To investigate the relationship between pulmonary function and risk for cancer, the researchers conducted genome-wide association analyses for 29,266 lung cancer cases from the UK Biobank cohort and 56,450 controls for the International Lung Cancer Consortium.
They found that lung cancer was genetically correlated with reduced forced expiratory volume in one second (FEV1) and the ratio of FEV1 to forced vital capacity (FVC).
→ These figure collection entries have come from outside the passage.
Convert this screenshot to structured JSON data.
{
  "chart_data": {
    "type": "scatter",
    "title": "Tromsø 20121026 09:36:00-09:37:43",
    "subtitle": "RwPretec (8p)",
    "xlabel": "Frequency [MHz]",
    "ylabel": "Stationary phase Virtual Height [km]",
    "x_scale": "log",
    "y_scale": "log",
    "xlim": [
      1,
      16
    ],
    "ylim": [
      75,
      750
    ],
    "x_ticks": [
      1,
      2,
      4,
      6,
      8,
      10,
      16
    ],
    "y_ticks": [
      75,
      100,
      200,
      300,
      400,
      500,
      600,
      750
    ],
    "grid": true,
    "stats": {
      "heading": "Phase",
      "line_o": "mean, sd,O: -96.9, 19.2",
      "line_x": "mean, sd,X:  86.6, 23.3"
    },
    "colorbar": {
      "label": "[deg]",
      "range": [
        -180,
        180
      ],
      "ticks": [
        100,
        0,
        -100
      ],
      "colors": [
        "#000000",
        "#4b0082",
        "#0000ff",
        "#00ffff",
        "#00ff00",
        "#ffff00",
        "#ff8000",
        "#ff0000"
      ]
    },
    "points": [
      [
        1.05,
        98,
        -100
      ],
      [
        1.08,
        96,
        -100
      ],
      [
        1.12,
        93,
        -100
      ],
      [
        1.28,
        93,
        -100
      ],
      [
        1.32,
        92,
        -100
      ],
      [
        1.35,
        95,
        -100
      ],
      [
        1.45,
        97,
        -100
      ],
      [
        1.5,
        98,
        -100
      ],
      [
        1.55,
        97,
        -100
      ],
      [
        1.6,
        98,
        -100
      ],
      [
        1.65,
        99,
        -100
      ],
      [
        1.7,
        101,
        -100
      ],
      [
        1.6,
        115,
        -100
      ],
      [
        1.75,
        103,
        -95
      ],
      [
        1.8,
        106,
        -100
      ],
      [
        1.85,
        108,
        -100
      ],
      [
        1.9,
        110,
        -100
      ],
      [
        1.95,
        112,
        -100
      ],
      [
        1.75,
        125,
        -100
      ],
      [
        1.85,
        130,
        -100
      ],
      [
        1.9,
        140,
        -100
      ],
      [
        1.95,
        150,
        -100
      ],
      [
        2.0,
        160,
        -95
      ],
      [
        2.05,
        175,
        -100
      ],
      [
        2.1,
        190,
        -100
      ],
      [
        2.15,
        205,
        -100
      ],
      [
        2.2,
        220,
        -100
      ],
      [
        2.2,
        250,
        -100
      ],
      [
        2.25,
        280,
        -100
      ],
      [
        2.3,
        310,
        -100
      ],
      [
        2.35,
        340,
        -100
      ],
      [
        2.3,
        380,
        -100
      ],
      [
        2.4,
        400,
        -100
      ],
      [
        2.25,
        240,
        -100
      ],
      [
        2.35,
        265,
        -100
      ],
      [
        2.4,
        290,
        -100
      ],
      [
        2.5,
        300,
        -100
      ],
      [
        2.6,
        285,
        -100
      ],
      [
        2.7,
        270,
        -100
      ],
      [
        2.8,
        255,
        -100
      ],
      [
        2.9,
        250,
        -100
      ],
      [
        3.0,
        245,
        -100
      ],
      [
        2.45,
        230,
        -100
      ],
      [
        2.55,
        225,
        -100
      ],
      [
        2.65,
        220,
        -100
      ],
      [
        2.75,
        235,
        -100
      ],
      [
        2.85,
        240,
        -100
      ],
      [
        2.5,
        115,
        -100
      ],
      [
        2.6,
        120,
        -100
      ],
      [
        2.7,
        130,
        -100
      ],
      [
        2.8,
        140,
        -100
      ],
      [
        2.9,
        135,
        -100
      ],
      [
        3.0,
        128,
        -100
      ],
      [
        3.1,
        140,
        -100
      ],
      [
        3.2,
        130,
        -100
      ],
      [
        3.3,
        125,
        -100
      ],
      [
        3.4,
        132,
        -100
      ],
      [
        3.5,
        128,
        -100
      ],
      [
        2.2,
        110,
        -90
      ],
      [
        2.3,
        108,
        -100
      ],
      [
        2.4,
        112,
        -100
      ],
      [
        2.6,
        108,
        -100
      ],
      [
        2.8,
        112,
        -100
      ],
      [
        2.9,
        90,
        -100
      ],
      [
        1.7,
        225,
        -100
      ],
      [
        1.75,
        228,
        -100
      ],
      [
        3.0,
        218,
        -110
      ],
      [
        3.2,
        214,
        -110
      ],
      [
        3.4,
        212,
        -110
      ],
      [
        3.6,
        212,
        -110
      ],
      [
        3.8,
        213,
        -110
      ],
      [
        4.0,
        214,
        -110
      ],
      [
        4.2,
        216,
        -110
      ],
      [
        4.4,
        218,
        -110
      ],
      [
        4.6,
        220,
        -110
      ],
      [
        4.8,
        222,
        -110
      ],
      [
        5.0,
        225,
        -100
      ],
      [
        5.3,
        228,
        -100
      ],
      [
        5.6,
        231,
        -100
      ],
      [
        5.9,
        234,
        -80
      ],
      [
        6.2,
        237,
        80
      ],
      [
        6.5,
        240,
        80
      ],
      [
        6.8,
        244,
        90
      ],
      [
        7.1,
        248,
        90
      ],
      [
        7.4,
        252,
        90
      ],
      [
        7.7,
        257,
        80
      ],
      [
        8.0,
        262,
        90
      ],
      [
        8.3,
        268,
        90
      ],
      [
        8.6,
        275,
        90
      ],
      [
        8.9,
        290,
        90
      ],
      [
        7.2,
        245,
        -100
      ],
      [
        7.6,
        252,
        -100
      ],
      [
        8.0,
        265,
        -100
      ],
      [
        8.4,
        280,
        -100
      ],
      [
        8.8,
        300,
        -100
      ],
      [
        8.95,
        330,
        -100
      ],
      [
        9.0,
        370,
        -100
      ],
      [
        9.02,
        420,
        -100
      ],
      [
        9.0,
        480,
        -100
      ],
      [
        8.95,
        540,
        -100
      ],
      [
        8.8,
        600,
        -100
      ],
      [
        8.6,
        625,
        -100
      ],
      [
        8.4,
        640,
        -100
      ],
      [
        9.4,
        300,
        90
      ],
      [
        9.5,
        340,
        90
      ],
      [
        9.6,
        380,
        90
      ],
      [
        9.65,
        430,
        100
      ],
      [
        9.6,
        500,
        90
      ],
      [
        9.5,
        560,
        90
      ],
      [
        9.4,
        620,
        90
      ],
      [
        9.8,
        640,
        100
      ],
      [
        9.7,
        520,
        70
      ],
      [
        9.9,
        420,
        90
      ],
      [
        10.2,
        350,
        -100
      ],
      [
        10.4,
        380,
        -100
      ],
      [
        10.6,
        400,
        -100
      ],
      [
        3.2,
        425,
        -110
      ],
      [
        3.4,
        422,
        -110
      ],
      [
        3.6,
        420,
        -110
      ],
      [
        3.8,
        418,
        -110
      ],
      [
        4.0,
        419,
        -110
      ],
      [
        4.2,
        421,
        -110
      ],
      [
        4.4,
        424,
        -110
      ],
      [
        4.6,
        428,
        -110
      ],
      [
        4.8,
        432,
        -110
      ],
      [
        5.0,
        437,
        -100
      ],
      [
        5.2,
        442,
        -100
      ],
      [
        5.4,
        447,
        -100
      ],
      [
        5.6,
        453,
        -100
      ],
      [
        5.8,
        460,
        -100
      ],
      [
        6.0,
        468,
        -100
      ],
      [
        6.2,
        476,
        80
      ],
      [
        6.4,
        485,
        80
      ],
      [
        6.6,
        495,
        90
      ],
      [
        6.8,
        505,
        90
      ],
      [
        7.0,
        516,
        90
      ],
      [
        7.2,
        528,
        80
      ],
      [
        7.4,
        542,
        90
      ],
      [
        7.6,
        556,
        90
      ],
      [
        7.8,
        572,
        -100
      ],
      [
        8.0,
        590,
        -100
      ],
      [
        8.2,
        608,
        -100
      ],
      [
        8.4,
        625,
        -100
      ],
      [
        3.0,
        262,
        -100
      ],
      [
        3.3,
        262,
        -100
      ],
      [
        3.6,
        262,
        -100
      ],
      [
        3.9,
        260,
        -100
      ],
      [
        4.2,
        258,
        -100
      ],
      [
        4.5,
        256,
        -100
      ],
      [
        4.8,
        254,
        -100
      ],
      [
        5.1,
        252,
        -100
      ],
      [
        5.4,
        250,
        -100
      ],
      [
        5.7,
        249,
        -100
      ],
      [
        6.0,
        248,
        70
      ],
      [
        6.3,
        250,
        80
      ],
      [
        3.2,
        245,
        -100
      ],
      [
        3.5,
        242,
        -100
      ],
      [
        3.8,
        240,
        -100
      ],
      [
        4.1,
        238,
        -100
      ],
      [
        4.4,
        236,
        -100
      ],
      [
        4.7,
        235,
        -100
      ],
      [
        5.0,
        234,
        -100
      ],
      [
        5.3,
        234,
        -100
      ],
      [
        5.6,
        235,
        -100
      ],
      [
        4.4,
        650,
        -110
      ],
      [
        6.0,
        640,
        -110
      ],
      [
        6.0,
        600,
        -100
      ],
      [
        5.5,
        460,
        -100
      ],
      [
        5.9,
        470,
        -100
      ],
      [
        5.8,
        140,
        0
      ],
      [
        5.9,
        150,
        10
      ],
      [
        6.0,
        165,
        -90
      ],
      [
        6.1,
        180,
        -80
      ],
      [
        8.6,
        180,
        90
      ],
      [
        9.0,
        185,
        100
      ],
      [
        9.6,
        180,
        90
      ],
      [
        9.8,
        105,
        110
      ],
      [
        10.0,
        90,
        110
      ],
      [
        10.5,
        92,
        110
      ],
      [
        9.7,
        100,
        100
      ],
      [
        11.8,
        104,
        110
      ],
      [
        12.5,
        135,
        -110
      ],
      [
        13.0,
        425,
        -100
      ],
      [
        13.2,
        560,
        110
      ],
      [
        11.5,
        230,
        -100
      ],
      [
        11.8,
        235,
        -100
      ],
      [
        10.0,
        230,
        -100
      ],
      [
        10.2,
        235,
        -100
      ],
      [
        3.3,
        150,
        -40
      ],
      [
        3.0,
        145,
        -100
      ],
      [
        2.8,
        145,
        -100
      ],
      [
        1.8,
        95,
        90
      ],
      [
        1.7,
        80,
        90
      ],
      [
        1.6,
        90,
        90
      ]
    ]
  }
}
More specifically, reduction FEV1 was associated with increased squamous cell carcinoma risk (odds ratio [OR], 1.51; 95% CI, 1.21-1.88). Additionally, reduced FEV1/FVC increased the risk for adenocarcinoma (OR, 1.17; 95% CI, 1.01-1.35) and for lung cancer among those who had never smoked (OR, 1.56; 95% CI, 1.05-2.30).
Further analyses showed that several “pulmonary function instruments,” including 73 novel variants, influenced lung tissue gene expression. For example, the researchers identified 7 genes that were significantly associated with lung cancer risk that displayed consistent directions of effect for pulmonary function and lung cancer risk, “whereby alleles associated with increased expression were associated with impaired FEV1 or FEV1/FVC and increased cancer risk.”
“As our understanding of the shared genetic and molecular pathways between lung cancer and pulmonary disease continues to evolve, identification of new susceptibility loci for pulmonary function and lung cancer risk may have important implications for future precision prevention and screening endeavors,” the researchers wrote. “Multiple genetic determinants of lung function are in pathways that contain druggable targets … which may open new avenues for chemoprevention or targeted therapies for lung cancers with an obstructive pulmonary etiology.”
Reference
Kachuri L, Johansson M, Rashkin SR, et al. Immune-mediated genetic pathways resulting in pulmonary function impairment increase lung cancer susceptibility. Nat Commun. 2020;11(1):27.